Old frailties resurface as Murray limps out

Drama and Andy Murray go together like Monaco and money and the manner of his first-round defeat in the Monte Carlo Masters here yesterday was true to form. Murray was beaten 4-6, 7-6, 7-5 by Jean-René Lisnard, the world No 154, after cramp left the British No 1 barely able to move.

The 18-year-old Scot has brushed aside past suggestions that his fitness is a problem, but this experience, in a match that lasted more than three hours, was an uncomfortable echo of incidents last year.

Serving at 5-5 and 15-15 in the final set, Murray was left clutching his right calf after failing to chase down a drop shot. He stood on his left leg and flexed his right as he tried to coax cramp out of the muscle. He even appeared to call out for advice from his physical trainer, Jean-Pierre Bruyère, but was given a time violation warning for taking too long between points.

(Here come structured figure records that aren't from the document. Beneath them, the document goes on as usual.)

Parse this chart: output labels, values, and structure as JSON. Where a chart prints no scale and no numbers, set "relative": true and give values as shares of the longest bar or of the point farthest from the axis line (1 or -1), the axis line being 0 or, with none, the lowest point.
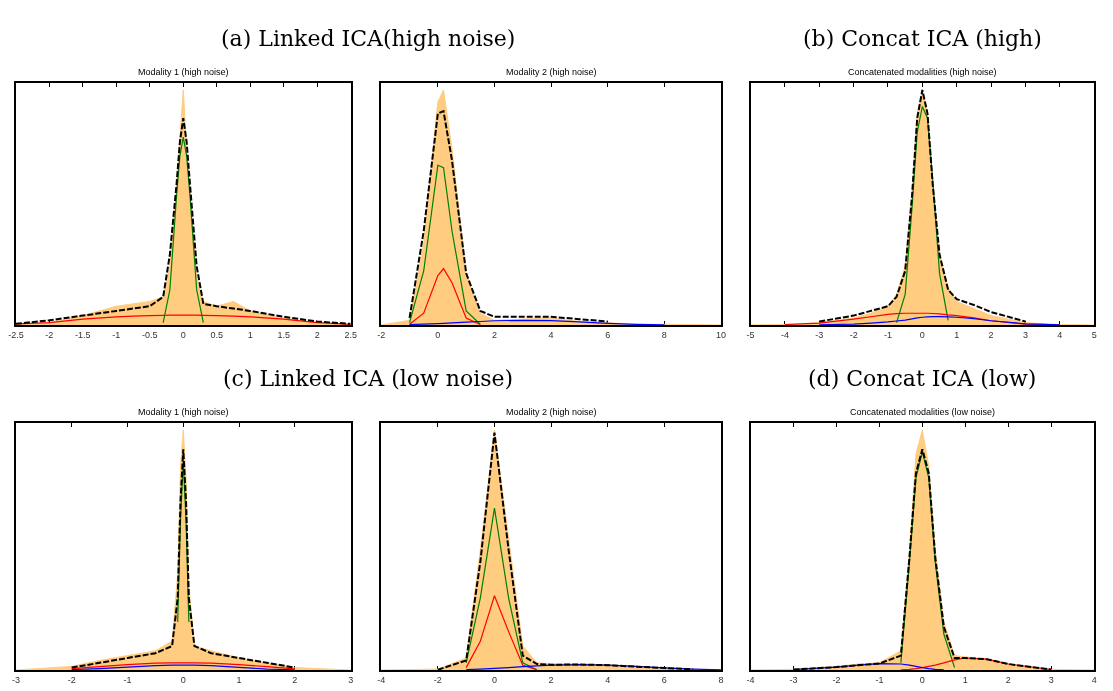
{
  "chart_data": [
    {
      "type": "area",
      "title": "(a) Linked ICA(high noise)",
      "subtitle": "Modality 1 (high noise)",
      "relative": true,
      "xlim": [
        -2.5,
        2.5
      ],
      "xticks": [
        -2.5,
        -2,
        -1.5,
        -1,
        -0.5,
        0,
        0.5,
        1,
        1.5,
        2,
        2.5
      ],
      "x": [
        -2.5,
        -2,
        -1.5,
        -1,
        -0.75,
        -0.5,
        -0.3,
        -0.2,
        -0.1,
        -0.05,
        0,
        0.05,
        0.1,
        0.2,
        0.3,
        0.5,
        0.75,
        1,
        1.5,
        2,
        2.5
      ],
      "series": [
        {
          "color": "#ffcc80",
          "values": [
            0,
            0.01,
            0.04,
            0.08,
            0.09,
            0.1,
            0.12,
            0.25,
            0.6,
            0.8,
            1,
            0.75,
            0.55,
            0.2,
            0.1,
            0.08,
            0.1,
            0.06,
            0.03,
            0.01,
            0
          ]
        },
        {
          "type": "line",
          "color": "#000000",
          "line_style": "dashed",
          "values": [
            0.005,
            0.02,
            0.04,
            0.06,
            0.07,
            0.08,
            0.12,
            0.3,
            0.6,
            0.78,
            0.88,
            0.78,
            0.6,
            0.25,
            0.09,
            0.08,
            0.07,
            0.06,
            0.035,
            0.015,
            0.005
          ]
        },
        {
          "type": "line",
          "color": "#008000",
          "values": [
            null,
            null,
            null,
            null,
            null,
            null,
            0.01,
            0.15,
            0.55,
            0.72,
            0.8,
            0.72,
            0.55,
            0.15,
            0.01,
            null,
            null,
            null,
            null,
            null,
            null
          ]
        },
        {
          "type": "line",
          "color": "#ff0000",
          "values": [
            0.005,
            0.01,
            0.025,
            0.035,
            0.038,
            0.04,
            0.041,
            0.042,
            0.042,
            0.042,
            0.042,
            0.042,
            0.042,
            0.042,
            0.041,
            0.04,
            0.038,
            0.035,
            0.025,
            0.01,
            0.003
          ]
        }
      ]
    },
    {
      "type": "area",
      "subtitle": "Modality 2 (high noise)",
      "relative": true,
      "xlim": [
        -2,
        10
      ],
      "xticks": [
        -2,
        0,
        2,
        4,
        6,
        8,
        10
      ],
      "x": [
        -2,
        -1,
        -0.5,
        0,
        0.2,
        0.5,
        1,
        1.5,
        2,
        3,
        4,
        5,
        6,
        7,
        8,
        10
      ],
      "series": [
        {
          "color": "#ffcc80",
          "values": [
            0,
            0.02,
            0.35,
            0.95,
            1,
            0.75,
            0.22,
            0.05,
            0.02,
            0.025,
            0.03,
            0.015,
            0.01,
            0.003,
            0.003,
            0
          ]
        },
        {
          "type": "line",
          "color": "#000000",
          "line_style": "dashed",
          "values": [
            null,
            0.03,
            0.4,
            0.9,
            0.91,
            0.7,
            0.22,
            0.06,
            0.035,
            0.035,
            0.035,
            0.025,
            0.015,
            null,
            null,
            null
          ]
        },
        {
          "type": "line",
          "color": "#008000",
          "values": [
            null,
            0.01,
            0.23,
            0.68,
            0.67,
            0.4,
            0.06,
            0.003,
            null,
            null,
            null,
            null,
            null,
            null,
            null,
            null
          ]
        },
        {
          "type": "line",
          "color": "#ff0000",
          "values": [
            null,
            0.003,
            0.05,
            0.21,
            0.24,
            0.18,
            0.03,
            0.002,
            null,
            null,
            null,
            null,
            null,
            null,
            null,
            null
          ]
        },
        {
          "type": "line",
          "color": "#0000ff",
          "values": [
            null,
            0.002,
            0.004,
            0.006,
            0.007,
            0.009,
            0.012,
            0.015,
            0.018,
            0.02,
            0.019,
            0.013,
            0.007,
            0.003,
            0.001,
            null
          ]
        }
      ]
    },
    {
      "type": "area",
      "title": "(b) Concat ICA (high)",
      "subtitle": "Concatenated modalities (high noise)",
      "relative": true,
      "xlim": [
        -5,
        5
      ],
      "xticks": [
        -5,
        -4,
        -3,
        -2,
        -1,
        0,
        1,
        2,
        3,
        4,
        5
      ],
      "x": [
        -5,
        -4,
        -3,
        -2,
        -1.5,
        -1,
        -0.75,
        -0.5,
        -0.3,
        -0.15,
        0,
        0.15,
        0.3,
        0.5,
        0.75,
        1,
        1.5,
        2,
        3,
        4,
        5
      ],
      "series": [
        {
          "color": "#ffcc80",
          "values": [
            0,
            0.002,
            0.01,
            0.03,
            0.05,
            0.08,
            0.13,
            0.25,
            0.55,
            0.9,
            1,
            0.9,
            0.6,
            0.3,
            0.16,
            0.1,
            0.07,
            0.04,
            0.01,
            0.002,
            0
          ]
        },
        {
          "type": "line",
          "color": "#000000",
          "line_style": "dashed",
          "values": [
            null,
            null,
            0.015,
            0.04,
            0.06,
            0.08,
            0.12,
            0.23,
            0.55,
            0.88,
            1,
            0.9,
            0.6,
            0.3,
            0.15,
            0.11,
            0.085,
            0.055,
            0.015,
            null,
            null
          ]
        },
        {
          "type": "line",
          "color": "#008000",
          "values": [
            null,
            null,
            null,
            null,
            null,
            null,
            0.01,
            0.13,
            0.5,
            0.82,
            0.93,
            0.88,
            0.62,
            0.22,
            0.02,
            null,
            null,
            null,
            null,
            null,
            null
          ]
        },
        {
          "type": "line",
          "color": "#ff0000",
          "values": [
            null,
            0.002,
            0.008,
            0.025,
            0.035,
            0.045,
            0.048,
            0.05,
            0.05,
            0.05,
            0.05,
            0.05,
            0.049,
            0.047,
            0.043,
            0.04,
            0.03,
            0.018,
            0.004,
            0.001,
            null
          ]
        },
        {
          "type": "line",
          "color": "#0000ff",
          "values": [
            null,
            null,
            0.001,
            0.004,
            0.008,
            0.013,
            0.017,
            0.021,
            0.026,
            0.03,
            0.033,
            0.035,
            0.036,
            0.036,
            0.035,
            0.033,
            0.027,
            0.018,
            0.005,
            0.001,
            null
          ]
        }
      ]
    },
    {
      "type": "area",
      "title": "(c) Linked ICA (low noise)",
      "subtitle": "Modality 1 (high noise)",
      "relative": true,
      "xlim": [
        -3,
        3
      ],
      "xticks": [
        -3,
        -2,
        -1,
        0,
        1,
        2,
        3
      ],
      "x": [
        -3,
        -2,
        -1.5,
        -1,
        -0.5,
        -0.2,
        -0.1,
        -0.05,
        0,
        0.05,
        0.1,
        0.2,
        0.5,
        1,
        1.5,
        2,
        3
      ],
      "series": [
        {
          "color": "#ffcc80",
          "values": [
            0,
            0.015,
            0.04,
            0.06,
            0.08,
            0.12,
            0.4,
            0.85,
            1,
            0.8,
            0.35,
            0.1,
            0.08,
            0.05,
            0.03,
            0.01,
            0
          ]
        },
        {
          "type": "line",
          "color": "#000000",
          "line_style": "dashed",
          "values": [
            null,
            0.01,
            0.03,
            0.05,
            0.07,
            0.1,
            0.3,
            0.7,
            0.92,
            0.7,
            0.3,
            0.1,
            0.07,
            0.05,
            0.03,
            0.01,
            null
          ]
        },
        {
          "type": "line",
          "color": "#008000",
          "values": [
            null,
            null,
            null,
            null,
            null,
            null,
            0.2,
            0.62,
            0.87,
            0.62,
            0.2,
            null,
            null,
            null,
            null,
            null,
            null
          ]
        },
        {
          "type": "line",
          "color": "#0000ff",
          "x": [
            -2,
            -1.5,
            -1,
            -0.5,
            -0.2,
            0.2,
            0.5,
            1,
            1.5,
            2
          ],
          "values": [
            0.002,
            0.006,
            0.012,
            0.018,
            0.02,
            0.02,
            0.018,
            0.011,
            0.004,
            0.001
          ]
        },
        {
          "type": "line",
          "color": "#ff0000",
          "values": [
            null,
            0.006,
            0.014,
            0.022,
            0.029,
            0.03,
            0.03,
            0.03,
            0.03,
            0.03,
            0.03,
            0.03,
            0.029,
            0.022,
            0.014,
            0.005,
            null
          ]
        }
      ]
    },
    {
      "type": "area",
      "subtitle": "Modality 2 (high noise)",
      "relative": true,
      "xlim": [
        -4,
        8
      ],
      "xticks": [
        -4,
        -2,
        0,
        2,
        4,
        6,
        8
      ],
      "x": [
        -4,
        -2,
        -1,
        -0.5,
        0,
        0.5,
        1,
        1.5,
        2,
        3,
        4,
        5,
        6,
        7,
        8
      ],
      "series": [
        {
          "color": "#ffcc80",
          "values": [
            0,
            0.004,
            0.05,
            0.5,
            1,
            0.55,
            0.1,
            0.03,
            0.025,
            0.025,
            0.022,
            0.015,
            0.008,
            0.004,
            0
          ]
        },
        {
          "type": "line",
          "color": "#000000",
          "line_style": "dashed",
          "values": [
            null,
            0.001,
            0.04,
            0.45,
            0.99,
            0.5,
            0.06,
            0.025,
            0.022,
            0.023,
            0.02,
            0.014,
            0.008,
            0.003,
            null
          ]
        },
        {
          "type": "line",
          "color": "#008000",
          "values": [
            null,
            null,
            0.03,
            0.3,
            0.675,
            0.3,
            0.03,
            0.001,
            null,
            null,
            null,
            null,
            null,
            null,
            null
          ]
        },
        {
          "type": "line",
          "color": "#ff0000",
          "values": [
            null,
            null,
            0.01,
            0.12,
            0.31,
            0.16,
            0.02,
            0.001,
            null,
            null,
            null,
            null,
            null,
            null,
            null
          ]
        },
        {
          "type": "line",
          "color": "#0000ff",
          "values": [
            null,
            null,
            0.002,
            0.004,
            0.007,
            0.01,
            0.014,
            0.017,
            0.02,
            0.022,
            0.02,
            0.015,
            0.009,
            0.004,
            0.001
          ]
        }
      ]
    },
    {
      "type": "area",
      "title": "(d) Concat ICA (low)",
      "subtitle": "Concatenated modalities (low noise)",
      "relative": true,
      "xlim": [
        -4,
        4
      ],
      "xticks": [
        -4,
        -3,
        -2,
        -1,
        0,
        1,
        2,
        3,
        4
      ],
      "x": [
        -4,
        -3,
        -2,
        -1.5,
        -1,
        -0.5,
        -0.3,
        -0.15,
        0,
        0.15,
        0.3,
        0.5,
        0.75,
        1,
        1.5,
        2,
        3,
        4
      ],
      "series": [
        {
          "color": "#ffcc80",
          "values": [
            0,
            0.003,
            0.015,
            0.025,
            0.03,
            0.08,
            0.5,
            0.9,
            1,
            0.85,
            0.5,
            0.2,
            0.06,
            0.055,
            0.045,
            0.025,
            0.003,
            0
          ]
        },
        {
          "type": "line",
          "color": "#000000",
          "line_style": "dashed",
          "values": [
            null,
            0.002,
            0.012,
            0.02,
            0.027,
            0.06,
            0.47,
            0.82,
            0.92,
            0.82,
            0.47,
            0.18,
            0.05,
            0.05,
            0.045,
            0.025,
            0.002,
            null
          ]
        },
        {
          "type": "line",
          "color": "#008000",
          "values": [
            null,
            null,
            null,
            null,
            null,
            0.03,
            0.45,
            0.8,
            0.91,
            0.8,
            0.45,
            0.15,
            0.01,
            null,
            null,
            null,
            null,
            null
          ]
        },
        {
          "type": "line",
          "color": "#ff0000",
          "values": [
            null,
            null,
            null,
            null,
            null,
            0.001,
            0.003,
            0.006,
            0.01,
            0.015,
            0.02,
            0.03,
            0.042,
            0.05,
            0.045,
            0.025,
            0.002,
            null
          ]
        },
        {
          "type": "line",
          "color": "#0000ff",
          "values": [
            null,
            0.002,
            0.012,
            0.02,
            0.027,
            0.025,
            0.02,
            0.015,
            0.01,
            0.006,
            0.003,
            0.001,
            null,
            null,
            null,
            null,
            null,
            null
          ]
        }
      ]
    }
  ]
}
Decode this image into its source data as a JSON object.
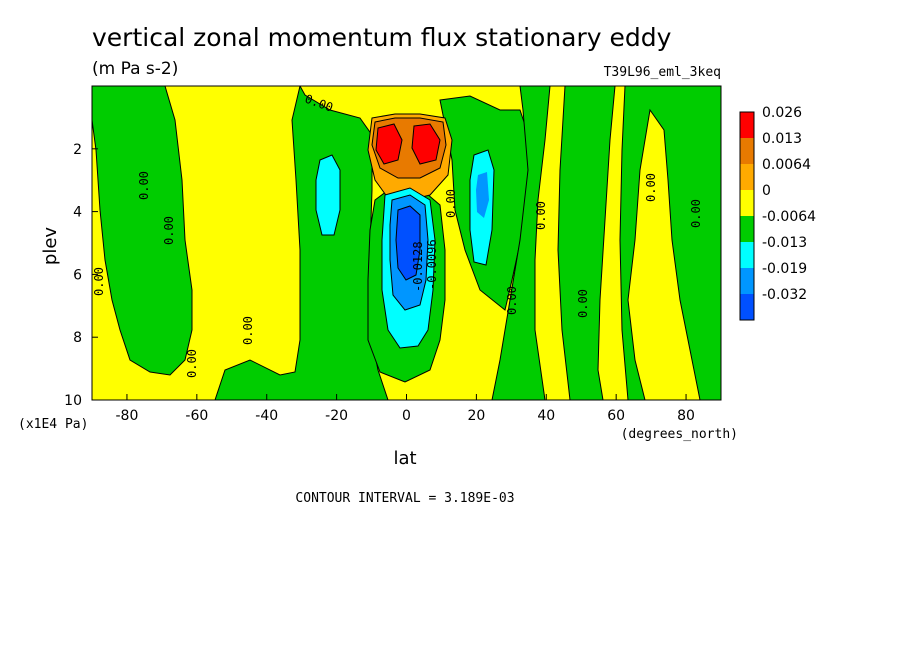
{
  "chart_data": {
    "type": "contour",
    "title": "vertical zonal momentum flux stationary eddy",
    "units": "(m Pa s-2)",
    "experiment": "T39L96_eml_3keq",
    "xlabel": "lat",
    "x_units": "(degrees_north)",
    "ylabel": "plev",
    "y_units": "(x1E4 Pa)",
    "xlim": [
      -90,
      90
    ],
    "ylim": [
      10,
      0
    ],
    "x_ticks": [
      "-80",
      "-60",
      "-40",
      "-20",
      "0",
      "20",
      "40",
      "60",
      "80"
    ],
    "y_ticks": [
      "2",
      "4",
      "6",
      "8",
      "10"
    ],
    "contour_interval": "CONTOUR INTERVAL = 3.189E-03",
    "legend": {
      "labels": [
        "0.026",
        "0.013",
        "0.0064",
        "0",
        "-0.0064",
        "-0.013",
        "-0.019",
        "-0.032"
      ],
      "colors": [
        "#ff0000",
        "#e87a00",
        "#ffaa00",
        "#ffff00",
        "#00cc00",
        "#00ffff",
        "#0096ff",
        "#0050ff"
      ]
    },
    "contour_labels": [
      "0.00",
      "0.00",
      "0.00",
      "0.00",
      "0.00",
      "0.00",
      "0.00",
      "0.00",
      "0.00",
      "0.00",
      "0.00",
      "0.00",
      "-0.0128",
      "-0.0096",
      "0.00",
      "0.00"
    ],
    "features": [
      {
        "kind": "max",
        "lat": -5,
        "plev": 2.0,
        "value": 0.026
      },
      {
        "kind": "max",
        "lat": 6,
        "plev": 2.0,
        "value": 0.026
      },
      {
        "kind": "min",
        "lat": 0,
        "plev": 5.0,
        "value": -0.032
      },
      {
        "kind": "min",
        "lat": -23,
        "plev": 4.3,
        "value": -0.013
      },
      {
        "kind": "min",
        "lat": 22,
        "plev": 3.7,
        "value": -0.013
      }
    ]
  }
}
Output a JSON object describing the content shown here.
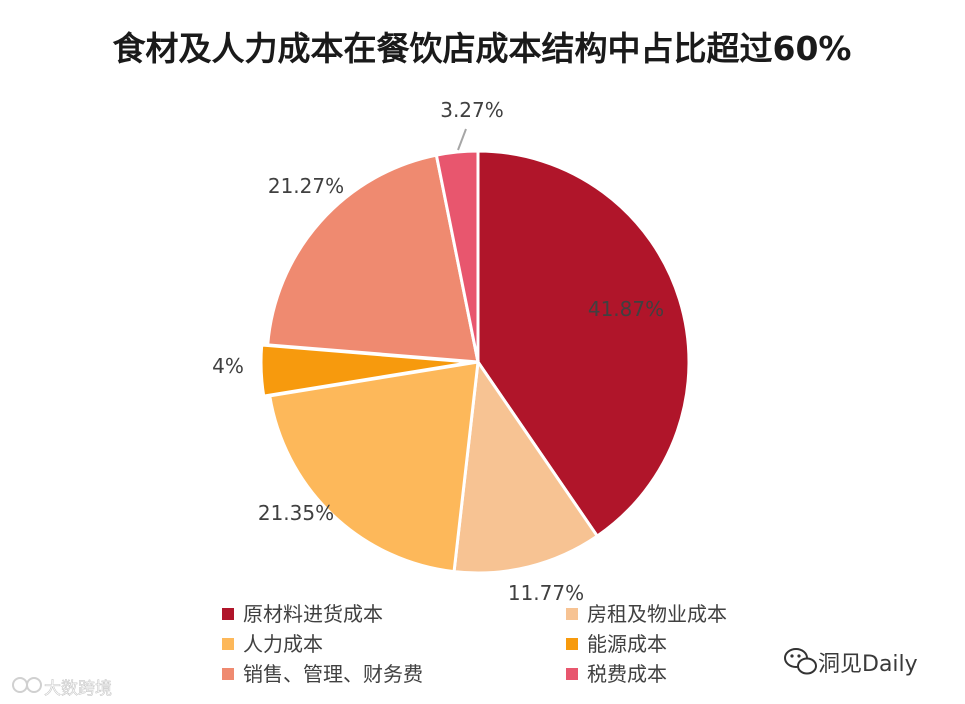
{
  "chart_data": {
    "type": "pie",
    "title": "食材及人力成本在餐饮店成本结构中占比超过60%",
    "slices": [
      {
        "name": "原材料进货成本",
        "value": 41.87,
        "label": "41.87%",
        "color": "#B0152A"
      },
      {
        "name": "房租及物业成本",
        "value": 11.77,
        "label": "11.77%",
        "color": "#F7C393"
      },
      {
        "name": "人力成本",
        "value": 21.35,
        "label": "21.35%",
        "color": "#FDB85A"
      },
      {
        "name": "能源成本",
        "value": 4,
        "label": "4%",
        "color": "#F79A0D"
      },
      {
        "name": "销售、管理、财务费",
        "value": 21.27,
        "label": "21.27%",
        "color": "#EF8A70"
      },
      {
        "name": "税费成本",
        "value": 3.27,
        "label": "3.27%",
        "color": "#E8566E"
      }
    ],
    "legend_position": "bottom",
    "start_angle": "12 o'clock",
    "direction": "clockwise"
  },
  "watermarks": {
    "right": "洞见Daily",
    "left": "大数跨境"
  }
}
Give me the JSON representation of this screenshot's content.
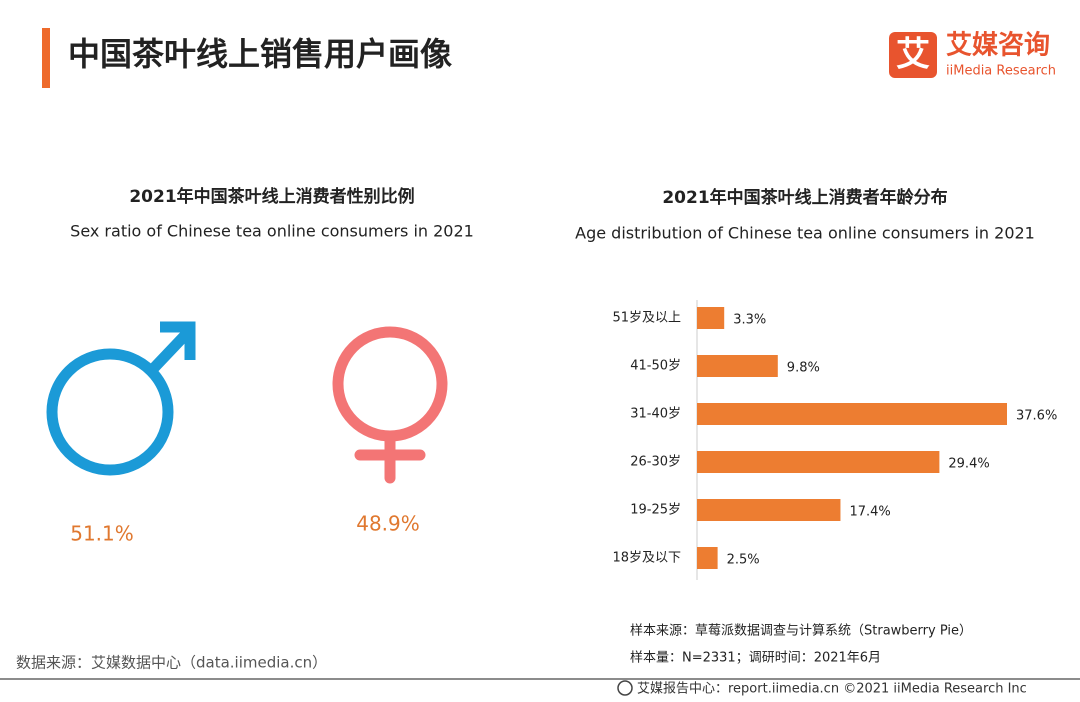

When he did play Murray could hardly stand on his right leg, let alone run on it, though he managed to win one point before losing the game. The Scot, who had already taken a medical time-out to have his legs massaged at the end of the second set, knew the rules meant he would be unable to stop for treatment for cramp. Lisnard served out to win the match, at the end of which a frustrated Murray, who had also been holding his left thigh, hurled his racket across court.

Remarkably, Murray chose not to withdraw from his subsequent doubles match with Tim Henman and reappeared 90 minutes later to play Tomas Berdych and Jarkko Nieminen. Even more improbably, this match ended after only five games when Berdych, not Murray, retired with a stomach injury.

Yesterday's events were another twist on what has become a roller-coaster ride for Murray. He won his first ATP title in San Jose in February but has subsequently lost four of his last five matches, was prevented by illness from playing singles in the Davis Cup and split from Mark Petchey, his coach. Supporting Murray from the stands yesterday were Patricio Apey, his agent, Kim Sears, his girlfriend, and Bruyère.

While he was clearly short of full fitness and had not played singles for nearly a month, Murray's failure to last the distance is a concern. Cramp was a key factor in defeats last summer to David Nalbandian at Wimbledon and Thomas Johansson at Queen's.

Murray put yesterday's problems down to being unable to practise properly in recent weeks. "I wasn't expecting to play great and feel great," he said. "My legs were a little bit tight towards the end of the second set but I wasn't cramping. I couldn't push up on my serve but I was still moving OK."

He added: "I don't understand why I get cramp because I don't feel tired. But when your legs cramp you just can't do anything."

Lisnard had played only twice on the main tour this year, losing on both occasions. Murray generally had the better of their baseline rallies, but most of his drop shots failed and Lisnard, a gritty competitor, punished anything short.

There are now no representatives left from Britain, the United States (who did not have any players here anyway) or Russia. Marat Safin and Nikolai Davydenko, beaten by Paul-Henri Mathieu and Robin Soderling respectively, were the most notable of five Russian losers yesterday.

Monaco has two players left. Benjamin Balleret, the world No 351, beat Belgium's Christophe Rochus, the No 44, to join Lisnard in the second round. Lisnard now plays Rafael Nadal, the defending champion, who won his 37th match in a row on clay when he beat Arnaud Clement.